Would Osteoporosis Affect My Elective Orthopaedic Surgery?
Yes, even if you have no history of fractures. Osteoporosis has a bad impact on your elective joint replacement surgery.
Some data showed that if you are having a shoulder arthroplasty, the chances of having a fracture around the implant ( peri-prosthetic fracture ) after surgery within the first 2 years is higher than those who do not have osteoporosis. Similar data supports the same for your lower extremity arthroplasty ( total hip and total knee replacements ).
Treatment Of Osteoporosis
So what are the prevention/ treatment methods for osteoporosis?
First of all, is lifestyle modifications as being active in your daily routine, exercises ( resistance as weight lifting or rubber bands and weight-bearing exercises as walking, jogging, running, etc.), healthy food, smoking cessation and limiting alcohol are keys to preventing osteoporosis and lots of other diseases.
The Centres for Disease Control reported that from 120–300 minutes of moderate to severe exercise per week was associated with fewer hip fractures in older adults.
Vitamin D and Calcium supplements: Vitamin D of 800 IU daily is recommended for prevention, and a Calcium dose of 1000–1200 mg daily is the recommended dose.

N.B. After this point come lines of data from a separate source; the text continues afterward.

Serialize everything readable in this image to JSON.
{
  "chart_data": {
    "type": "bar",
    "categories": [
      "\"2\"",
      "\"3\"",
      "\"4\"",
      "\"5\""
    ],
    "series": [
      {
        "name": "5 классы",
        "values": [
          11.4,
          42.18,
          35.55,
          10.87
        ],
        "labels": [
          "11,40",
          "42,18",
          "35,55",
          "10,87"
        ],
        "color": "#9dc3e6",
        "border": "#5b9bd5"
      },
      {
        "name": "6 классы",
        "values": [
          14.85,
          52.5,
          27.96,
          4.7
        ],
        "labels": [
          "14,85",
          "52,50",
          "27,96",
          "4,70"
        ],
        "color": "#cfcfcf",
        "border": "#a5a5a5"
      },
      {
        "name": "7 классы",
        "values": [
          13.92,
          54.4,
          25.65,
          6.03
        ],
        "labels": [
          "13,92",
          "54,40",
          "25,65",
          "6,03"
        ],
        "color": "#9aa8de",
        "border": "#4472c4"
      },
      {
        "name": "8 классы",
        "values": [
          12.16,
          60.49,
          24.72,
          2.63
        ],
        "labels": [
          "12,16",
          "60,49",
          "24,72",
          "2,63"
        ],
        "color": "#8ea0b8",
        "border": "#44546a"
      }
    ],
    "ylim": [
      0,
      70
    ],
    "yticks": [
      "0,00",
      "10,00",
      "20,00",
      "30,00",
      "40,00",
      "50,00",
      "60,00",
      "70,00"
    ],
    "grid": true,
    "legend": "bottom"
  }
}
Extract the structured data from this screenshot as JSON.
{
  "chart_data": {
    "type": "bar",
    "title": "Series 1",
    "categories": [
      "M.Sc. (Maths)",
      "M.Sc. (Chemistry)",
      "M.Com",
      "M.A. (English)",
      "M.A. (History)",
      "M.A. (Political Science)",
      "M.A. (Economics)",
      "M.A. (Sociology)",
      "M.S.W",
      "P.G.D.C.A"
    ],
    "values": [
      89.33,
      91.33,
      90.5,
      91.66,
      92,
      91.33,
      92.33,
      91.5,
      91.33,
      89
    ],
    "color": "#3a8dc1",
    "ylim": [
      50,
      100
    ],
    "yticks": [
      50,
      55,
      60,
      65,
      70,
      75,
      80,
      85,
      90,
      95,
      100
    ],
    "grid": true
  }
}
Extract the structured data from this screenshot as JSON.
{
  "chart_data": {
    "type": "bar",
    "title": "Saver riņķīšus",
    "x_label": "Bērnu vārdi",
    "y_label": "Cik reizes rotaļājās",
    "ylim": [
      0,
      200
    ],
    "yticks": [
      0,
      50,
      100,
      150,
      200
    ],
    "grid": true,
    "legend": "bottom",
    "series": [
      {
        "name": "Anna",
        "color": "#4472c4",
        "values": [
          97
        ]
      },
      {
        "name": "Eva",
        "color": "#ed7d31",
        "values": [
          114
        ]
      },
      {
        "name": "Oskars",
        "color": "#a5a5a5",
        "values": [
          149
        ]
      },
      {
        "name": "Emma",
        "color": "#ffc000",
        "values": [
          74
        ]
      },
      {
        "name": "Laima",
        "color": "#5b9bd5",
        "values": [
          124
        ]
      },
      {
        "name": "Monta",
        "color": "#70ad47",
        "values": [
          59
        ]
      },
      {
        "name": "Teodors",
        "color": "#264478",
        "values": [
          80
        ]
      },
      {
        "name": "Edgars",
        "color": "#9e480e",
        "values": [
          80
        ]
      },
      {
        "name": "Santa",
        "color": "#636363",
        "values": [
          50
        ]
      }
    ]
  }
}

Pharmacologic Treatment Indications :
The National Osteoporosis Foundation Guidelines for Osteoporosis treatment suggests pharmacological agents be considered for certain categories, as :
Postmenopausal women and men who are above 50 years of age plus having one of the following :
( Discuss this with your physician as the explanation of these indications and scores is beyond the scope of this article ) ( Also, please remember this article is not intended to diagnose nor to treat your condition).
- Previous or current hip and/or vertebral fracture
- T score between ‑1.0 and ‑2.5 at the hip ( femoral neck )or spine and one of the following 2 risks :
- ≥ 3% hip fracture risk in the following 10 years or
- ≥ 20% related fracture risk in the following 10 years as per FRAX calculation or
- T score ‑2.5 or less at the hip ( femoral neck )or spine.
What Medications Can Be Used For Treatment ?
Several pharmacologic agents can be prescribed as :
Like any other medications, these agents are associated with various side effects/complications depending on which drug you are taking as osteonecrosis of the jaw with intravenous bisphosphonate and atypical femur fractures with long-term bisphosphonates.
Please review what medication you are on and be aware of its potential side effects, which is beyond this article’s scope.
- Calcium and Vitamin D
- Estrogen-only replacement (ERT)
- Conjugated Estrogen-progestin hormone replacement (HRT)
- Salmon calcitonin
Osteoporosis is a prevalent condition worldwide. It can be asymptomatic till the first fracture occurs. The key is to identify in which category you are and modify your risk factors to minimize or prevent it from happening.
The best treatment for osteoporosis is its prevention. And the earlier the diagnosis and treatment, the better the outcomes would be.